How can vorticity be produced in irrotationally forced flows?
Fabio Del Sordo, Axel Brandenburg

TL;DR
This paper investigates how vorticity can be generated in flows that are initially irrotational, focusing on mechanisms like baroclinicity, rotation, and shear in a viscous fluid, with relevance to astrophysical phenomena such as supernovae.
Contribution
It analyzes the effects of baroclinicity, rotation, and shear on vorticity production in spherical, irrotational flows, especially in astrophysical contexts like the interstellar medium.
Findings
Baroclinicity can generate vorticity in irrotational flows.
Rotation influences vorticity production in viscous fluids.
Shear contributes to vorticity generation in the studied flows.
Abstract
A spherical hydrodynamical expansion flow can be described as the gradient of a potential.
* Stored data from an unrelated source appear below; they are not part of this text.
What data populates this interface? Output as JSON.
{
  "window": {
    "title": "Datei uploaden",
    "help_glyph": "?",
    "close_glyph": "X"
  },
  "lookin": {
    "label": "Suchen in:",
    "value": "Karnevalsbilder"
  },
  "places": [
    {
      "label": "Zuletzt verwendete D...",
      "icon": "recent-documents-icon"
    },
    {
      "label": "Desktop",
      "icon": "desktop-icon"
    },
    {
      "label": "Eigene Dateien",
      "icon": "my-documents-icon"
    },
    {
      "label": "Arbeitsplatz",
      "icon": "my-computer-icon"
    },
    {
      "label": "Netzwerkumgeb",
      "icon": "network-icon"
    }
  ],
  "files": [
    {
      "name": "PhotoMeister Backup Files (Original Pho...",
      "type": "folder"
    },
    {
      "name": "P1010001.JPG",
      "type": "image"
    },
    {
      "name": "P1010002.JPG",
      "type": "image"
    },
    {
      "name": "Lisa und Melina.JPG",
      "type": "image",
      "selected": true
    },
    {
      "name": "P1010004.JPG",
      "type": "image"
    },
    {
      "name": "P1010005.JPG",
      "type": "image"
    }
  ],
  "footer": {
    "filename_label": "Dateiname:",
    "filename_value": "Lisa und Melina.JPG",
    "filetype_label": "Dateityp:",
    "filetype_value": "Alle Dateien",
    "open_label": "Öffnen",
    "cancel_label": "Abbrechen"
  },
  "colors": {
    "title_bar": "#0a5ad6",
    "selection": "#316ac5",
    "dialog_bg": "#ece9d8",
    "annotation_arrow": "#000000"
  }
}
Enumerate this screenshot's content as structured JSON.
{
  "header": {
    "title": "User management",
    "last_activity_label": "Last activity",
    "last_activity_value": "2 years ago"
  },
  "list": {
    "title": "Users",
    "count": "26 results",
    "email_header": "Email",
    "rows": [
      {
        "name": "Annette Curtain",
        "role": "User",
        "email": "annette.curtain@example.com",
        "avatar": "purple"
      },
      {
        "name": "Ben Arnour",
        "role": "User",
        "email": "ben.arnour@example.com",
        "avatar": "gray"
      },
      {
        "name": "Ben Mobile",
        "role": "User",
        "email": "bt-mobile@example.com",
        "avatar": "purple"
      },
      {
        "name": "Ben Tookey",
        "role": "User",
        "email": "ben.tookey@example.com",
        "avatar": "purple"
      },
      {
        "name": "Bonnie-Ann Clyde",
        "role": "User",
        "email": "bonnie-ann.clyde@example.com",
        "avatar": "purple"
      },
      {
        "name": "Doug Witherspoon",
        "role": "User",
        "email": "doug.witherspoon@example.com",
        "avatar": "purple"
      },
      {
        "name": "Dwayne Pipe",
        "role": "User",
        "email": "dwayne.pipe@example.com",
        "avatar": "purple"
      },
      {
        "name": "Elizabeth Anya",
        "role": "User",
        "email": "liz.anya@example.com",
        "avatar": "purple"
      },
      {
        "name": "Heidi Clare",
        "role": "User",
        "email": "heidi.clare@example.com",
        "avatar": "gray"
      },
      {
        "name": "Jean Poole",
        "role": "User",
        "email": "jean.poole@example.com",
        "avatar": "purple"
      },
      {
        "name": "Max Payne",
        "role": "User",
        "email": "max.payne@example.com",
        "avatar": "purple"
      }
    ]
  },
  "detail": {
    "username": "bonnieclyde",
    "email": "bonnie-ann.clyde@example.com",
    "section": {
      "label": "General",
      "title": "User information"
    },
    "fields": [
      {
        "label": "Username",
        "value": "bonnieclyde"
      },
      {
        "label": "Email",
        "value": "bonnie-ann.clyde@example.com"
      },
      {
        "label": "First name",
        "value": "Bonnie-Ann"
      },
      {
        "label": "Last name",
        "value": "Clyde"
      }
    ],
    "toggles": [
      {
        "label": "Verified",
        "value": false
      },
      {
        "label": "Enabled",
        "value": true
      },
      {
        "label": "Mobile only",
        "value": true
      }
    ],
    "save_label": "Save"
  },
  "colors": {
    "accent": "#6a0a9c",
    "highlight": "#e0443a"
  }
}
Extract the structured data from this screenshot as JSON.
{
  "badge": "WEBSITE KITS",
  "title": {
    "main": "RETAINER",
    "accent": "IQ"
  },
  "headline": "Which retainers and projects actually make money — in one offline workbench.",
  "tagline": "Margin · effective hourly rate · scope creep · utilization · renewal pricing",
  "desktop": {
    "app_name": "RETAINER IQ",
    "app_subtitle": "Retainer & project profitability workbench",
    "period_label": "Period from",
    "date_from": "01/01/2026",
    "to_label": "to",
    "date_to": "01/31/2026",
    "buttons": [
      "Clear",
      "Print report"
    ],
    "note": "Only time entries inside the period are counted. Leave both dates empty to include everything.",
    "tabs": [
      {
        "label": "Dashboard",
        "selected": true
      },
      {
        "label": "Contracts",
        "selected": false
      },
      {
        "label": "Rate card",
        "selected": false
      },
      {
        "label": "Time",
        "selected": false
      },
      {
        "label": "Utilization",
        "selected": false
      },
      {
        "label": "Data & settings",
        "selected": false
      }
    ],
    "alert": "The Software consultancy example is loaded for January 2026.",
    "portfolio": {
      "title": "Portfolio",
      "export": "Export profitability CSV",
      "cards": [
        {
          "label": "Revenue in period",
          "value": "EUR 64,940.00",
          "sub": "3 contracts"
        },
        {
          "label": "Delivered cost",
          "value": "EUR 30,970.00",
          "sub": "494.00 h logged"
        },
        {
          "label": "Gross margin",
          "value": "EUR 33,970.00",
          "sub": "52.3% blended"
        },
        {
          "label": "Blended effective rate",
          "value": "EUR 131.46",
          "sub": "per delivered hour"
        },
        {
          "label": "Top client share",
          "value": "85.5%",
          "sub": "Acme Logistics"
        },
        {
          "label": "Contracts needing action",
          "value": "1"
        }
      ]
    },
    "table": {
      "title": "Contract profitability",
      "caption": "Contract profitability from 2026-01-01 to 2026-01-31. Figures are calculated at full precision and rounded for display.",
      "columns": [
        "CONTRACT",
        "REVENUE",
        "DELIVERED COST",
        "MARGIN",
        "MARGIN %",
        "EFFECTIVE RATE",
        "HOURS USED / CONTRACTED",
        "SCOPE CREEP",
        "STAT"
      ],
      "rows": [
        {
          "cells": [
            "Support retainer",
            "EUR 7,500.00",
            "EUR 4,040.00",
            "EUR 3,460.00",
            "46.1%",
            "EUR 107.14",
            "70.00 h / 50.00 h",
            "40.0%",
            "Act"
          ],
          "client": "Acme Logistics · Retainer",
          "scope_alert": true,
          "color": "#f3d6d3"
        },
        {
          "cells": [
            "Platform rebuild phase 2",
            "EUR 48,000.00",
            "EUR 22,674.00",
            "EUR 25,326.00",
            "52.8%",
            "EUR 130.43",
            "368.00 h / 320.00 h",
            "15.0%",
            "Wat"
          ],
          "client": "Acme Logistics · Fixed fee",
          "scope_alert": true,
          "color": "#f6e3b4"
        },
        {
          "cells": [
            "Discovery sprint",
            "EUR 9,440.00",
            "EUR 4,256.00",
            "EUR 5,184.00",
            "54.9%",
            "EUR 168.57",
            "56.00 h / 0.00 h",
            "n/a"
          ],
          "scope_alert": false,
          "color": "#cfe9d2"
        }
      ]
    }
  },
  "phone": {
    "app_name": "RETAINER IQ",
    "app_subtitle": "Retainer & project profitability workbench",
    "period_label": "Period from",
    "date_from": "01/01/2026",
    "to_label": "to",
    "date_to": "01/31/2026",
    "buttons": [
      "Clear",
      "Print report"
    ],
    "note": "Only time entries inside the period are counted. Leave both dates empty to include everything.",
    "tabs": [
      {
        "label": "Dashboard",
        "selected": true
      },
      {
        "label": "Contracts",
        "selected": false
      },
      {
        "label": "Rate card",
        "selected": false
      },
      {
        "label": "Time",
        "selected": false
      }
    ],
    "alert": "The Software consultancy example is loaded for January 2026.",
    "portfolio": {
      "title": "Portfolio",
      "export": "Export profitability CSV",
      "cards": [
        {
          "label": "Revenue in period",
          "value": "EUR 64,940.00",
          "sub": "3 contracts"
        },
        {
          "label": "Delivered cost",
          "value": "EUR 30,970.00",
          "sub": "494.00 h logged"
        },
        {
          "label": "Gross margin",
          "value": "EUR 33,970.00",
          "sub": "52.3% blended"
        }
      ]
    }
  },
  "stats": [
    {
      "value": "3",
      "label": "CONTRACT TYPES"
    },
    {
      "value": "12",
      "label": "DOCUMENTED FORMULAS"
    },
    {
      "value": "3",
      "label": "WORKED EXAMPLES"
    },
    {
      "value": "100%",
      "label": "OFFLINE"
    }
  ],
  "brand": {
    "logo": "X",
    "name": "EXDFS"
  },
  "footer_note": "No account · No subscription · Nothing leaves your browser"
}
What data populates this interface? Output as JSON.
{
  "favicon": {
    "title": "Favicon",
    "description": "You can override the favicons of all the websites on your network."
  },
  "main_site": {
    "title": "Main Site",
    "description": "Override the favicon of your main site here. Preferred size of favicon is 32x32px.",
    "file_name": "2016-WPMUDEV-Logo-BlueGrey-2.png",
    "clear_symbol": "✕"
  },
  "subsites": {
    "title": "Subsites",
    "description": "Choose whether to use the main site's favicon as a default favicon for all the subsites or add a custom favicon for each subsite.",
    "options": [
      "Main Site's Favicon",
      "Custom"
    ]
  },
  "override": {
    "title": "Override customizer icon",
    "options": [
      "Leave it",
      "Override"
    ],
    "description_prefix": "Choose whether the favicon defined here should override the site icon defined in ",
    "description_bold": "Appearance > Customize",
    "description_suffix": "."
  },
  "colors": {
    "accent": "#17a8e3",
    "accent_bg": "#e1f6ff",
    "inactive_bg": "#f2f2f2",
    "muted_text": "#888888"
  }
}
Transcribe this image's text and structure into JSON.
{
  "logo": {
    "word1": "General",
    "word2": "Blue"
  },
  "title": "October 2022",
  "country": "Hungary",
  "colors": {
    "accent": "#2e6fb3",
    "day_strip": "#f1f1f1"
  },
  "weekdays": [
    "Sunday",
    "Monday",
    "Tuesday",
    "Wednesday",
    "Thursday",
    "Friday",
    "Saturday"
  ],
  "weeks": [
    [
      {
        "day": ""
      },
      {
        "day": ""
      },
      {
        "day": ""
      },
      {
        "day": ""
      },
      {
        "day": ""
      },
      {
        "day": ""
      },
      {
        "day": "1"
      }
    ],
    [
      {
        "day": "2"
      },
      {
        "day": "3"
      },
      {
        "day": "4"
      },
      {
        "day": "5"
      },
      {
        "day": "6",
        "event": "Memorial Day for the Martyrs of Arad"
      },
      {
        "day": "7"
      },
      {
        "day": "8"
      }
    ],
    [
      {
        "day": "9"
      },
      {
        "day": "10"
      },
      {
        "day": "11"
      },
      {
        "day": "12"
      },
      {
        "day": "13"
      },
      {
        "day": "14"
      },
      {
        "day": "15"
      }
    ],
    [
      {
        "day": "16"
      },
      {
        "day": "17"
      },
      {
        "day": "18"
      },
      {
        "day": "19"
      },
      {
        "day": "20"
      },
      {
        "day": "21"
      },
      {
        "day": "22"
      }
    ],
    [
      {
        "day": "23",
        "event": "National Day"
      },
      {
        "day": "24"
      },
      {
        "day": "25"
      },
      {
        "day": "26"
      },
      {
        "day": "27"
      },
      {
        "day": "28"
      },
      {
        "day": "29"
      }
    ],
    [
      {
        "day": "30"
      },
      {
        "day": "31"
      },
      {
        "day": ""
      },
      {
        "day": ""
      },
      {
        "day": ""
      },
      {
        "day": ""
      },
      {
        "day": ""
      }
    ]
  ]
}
In that case no vorticity should be produced, but several additional mechanisms can drive its production. Here we analyze the effects of baroclinicity, rotation and shear in the case of a viscous fluid. Those flows resemble what happens in the interstellar medium. In fact in this astrophysical environment supernovae explosion are the dominant flows and, in a first approximation, they can be seen as spherical. One of the main difference is that in our numerical study we examine only weakly supersonic flows, while supernovae explosions are strongly supersonic.